Conclusion: The results of this study may be useful resources for the diagnosis and therapy of KC with the co-existence of T2D.

Fig 1. The Schematic diagram about the relationship between T2D and KC.

It highlights how hyperglycemia and IR in T2D contribute to oxidative stress, inflammation, and altered immune responses, which may promote KC development.

Fig 2. The Protein–protein interaction (PPI) network of shared DEGs (sDEGs) for T2D on KC to identify sKGs.

Orange colour nodes indicate the sKGs. This network highlights the complex interactions among sDEGs and identifies sKGs. Orange colour nodes indicate the sKGs. These sKGs may play critical roles in the molecular crosstalk linking T2D and KC pathogenesis.

Fig 3. sKGs regulatory network (A) The JASPAR database-based on sKGs-TFs interaction network.

(B) The TarBase database-based on miRNA-sKGs interaction network. sKGs are shown as green color octagons in both A and B, while TFs and miRNAs are displayed as pink color hexagons in A and B, respectively.

Fig 4. The Ramachandran plot illustrates the phi-psi angles for each residue of beta-tubulin.

The red areas show the most favorable phi-psi angle combinations. The white area shows an unfavorable phi-psi combination.

Fig 5. The molecular docking score matrix displays strong binding affinities between target proteins and drug agents represented in red, while weak bindings are shown in green.

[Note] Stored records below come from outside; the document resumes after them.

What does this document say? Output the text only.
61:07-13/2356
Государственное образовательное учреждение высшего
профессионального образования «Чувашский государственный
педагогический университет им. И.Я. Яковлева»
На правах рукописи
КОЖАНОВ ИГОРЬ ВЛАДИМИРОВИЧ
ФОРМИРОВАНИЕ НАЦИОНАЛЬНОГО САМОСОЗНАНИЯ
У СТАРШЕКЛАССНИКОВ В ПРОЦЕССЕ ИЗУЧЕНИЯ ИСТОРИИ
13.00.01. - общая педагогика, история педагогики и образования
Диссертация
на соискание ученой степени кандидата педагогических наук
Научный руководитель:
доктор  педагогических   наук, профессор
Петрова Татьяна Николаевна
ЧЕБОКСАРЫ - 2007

The X-axis represents the top 30 ranked drug agents (selected from 156), while the Y-axis shows the proposed receptors in order.

Fig 6. To confirm the accuracy of the docking procedure, the co-crystallized ligand structure from the TFRC, and MCL1 (PDB ID: 60KD, and 3WIX) was re-docked.

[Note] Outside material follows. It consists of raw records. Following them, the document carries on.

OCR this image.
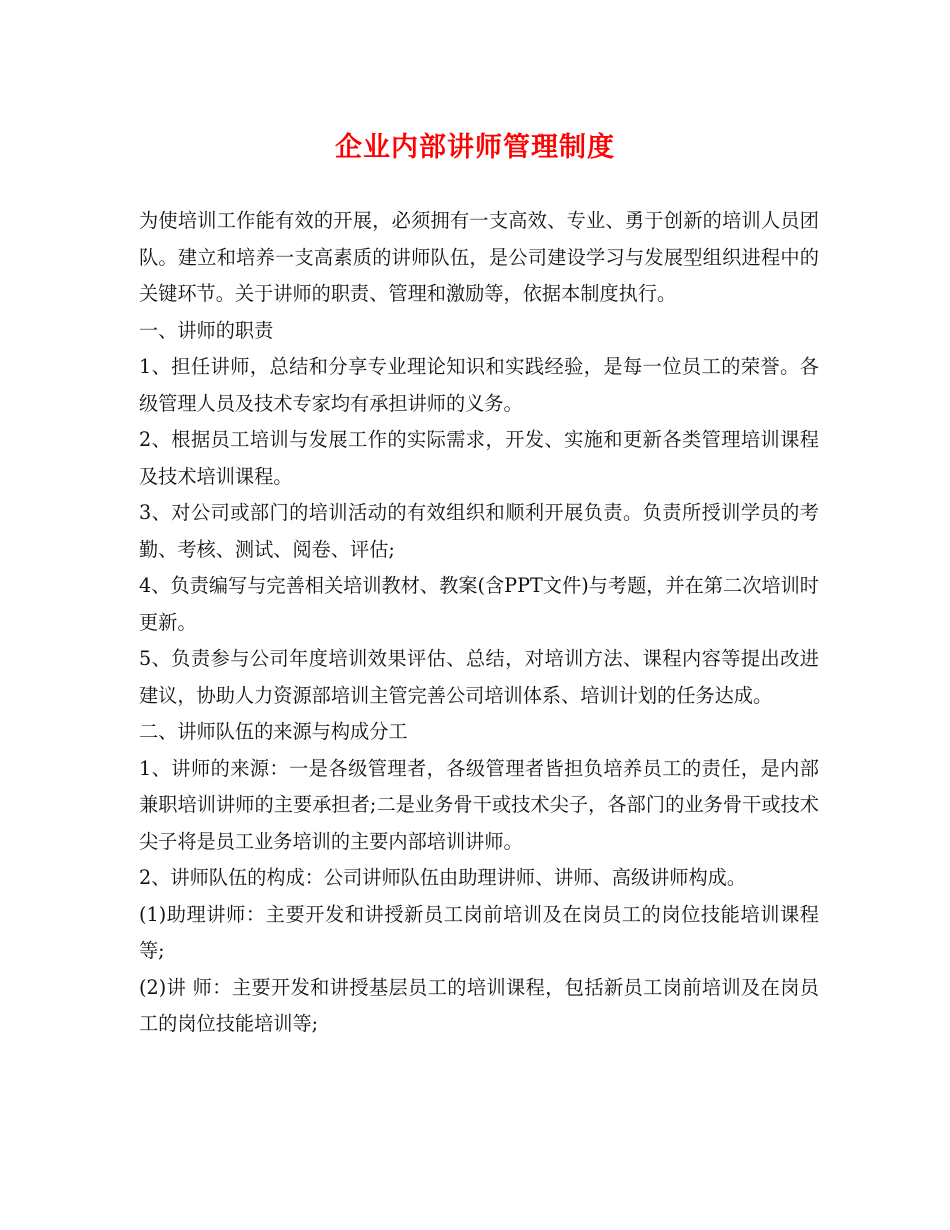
企业内部讲师管理制度

为使培训工作能有效的开展，必须拥有一支高效、专业、勇于创新的培训人员团队。建立和培养一支高素质的讲师队伍，是公司建设学习与发展型组织进程中的关键环节。关于讲师的职责、管理和激励等，依据本制度执行。

一、讲师的职责

1、担任讲师，总结和分享专业理论知识和实践经验，是每一位员工的荣誉。各级管理人员及技术专家均有承担讲师的义务。

2、根据员工培训与发展工作的实际需求，开发、实施和更新各类管理培训课程及技术培训课程。

3、对公司或部门的培训活动的有效组织和顺利开展负责。负责所授训学员的考勤、考核、测试、阅卷、评估;

4、负责编写与完善相关培训教材、教案(含PPT文件)与考题，并在第二次培训时更新。

5、负责参与公司年度培训效果评估、总结，对培训方法、课程内容等提出改进建议，协助人力资源部培训主管完善公司培训体系、培训计划的任务达成。

二、讲师队伍的来源与构成分工

1、讲师的来源：一是各级管理者，各级管理者皆担负培养员工的责任，是内部兼职培训讲师的主要承担者;二是业务骨干或技术尖子，各部门的业务骨干或技术尖子将是员工业务培训的主要内部培训讲师。

2、讲师队伍的构成：公司讲师队伍由助理讲师、讲师、高级讲师构成。

(1)助理讲师：主要开发和讲授新员工岗前培训及在岗员工的岗位技能培训课程等;

(2)讲 师：主要开发和讲授基层员工的培训课程，包括新员工岗前培训及在岗员工的岗位技能培训等;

As demonstrated, the docked ligand (red) closely resembles the crystallized ligand (purple) (RMSD = 1.398 Å, and 0.539 respectively).

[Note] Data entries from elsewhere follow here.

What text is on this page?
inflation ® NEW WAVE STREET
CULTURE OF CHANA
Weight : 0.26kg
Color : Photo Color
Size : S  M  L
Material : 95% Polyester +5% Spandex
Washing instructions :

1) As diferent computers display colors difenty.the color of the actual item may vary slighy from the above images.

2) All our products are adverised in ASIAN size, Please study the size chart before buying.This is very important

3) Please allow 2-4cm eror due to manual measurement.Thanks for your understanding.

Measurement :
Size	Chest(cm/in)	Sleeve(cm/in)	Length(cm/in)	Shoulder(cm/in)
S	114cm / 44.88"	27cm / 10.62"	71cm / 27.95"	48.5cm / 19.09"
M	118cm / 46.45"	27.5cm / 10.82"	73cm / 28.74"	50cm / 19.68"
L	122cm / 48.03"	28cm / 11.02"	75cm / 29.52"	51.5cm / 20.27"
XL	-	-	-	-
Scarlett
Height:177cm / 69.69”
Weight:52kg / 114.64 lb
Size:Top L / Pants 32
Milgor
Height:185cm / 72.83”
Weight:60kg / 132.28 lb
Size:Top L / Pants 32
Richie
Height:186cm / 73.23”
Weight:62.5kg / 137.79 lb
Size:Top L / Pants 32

Fig 7. Some important docking results with the protein-ligand complexes.

Top-ranked four drug-target complexes highlighting their 3-dimension (3D) view and interacting residues. Complexes: (a) indicated MCL1-Imatinib, (b) NR2F1- Pazopanib hydrochloride, (c) SCRB1-Sorafenib, and (d) TFRC- Glibenclamide.

Fig 8. Verification of the suggested shared key genes (sKGs) and potential therapeutic agents for T2D and KC through the literature review.

(A) Verification of the suggested T2D and KC-causing sKGs (B) Verification of the suggested drug-agents.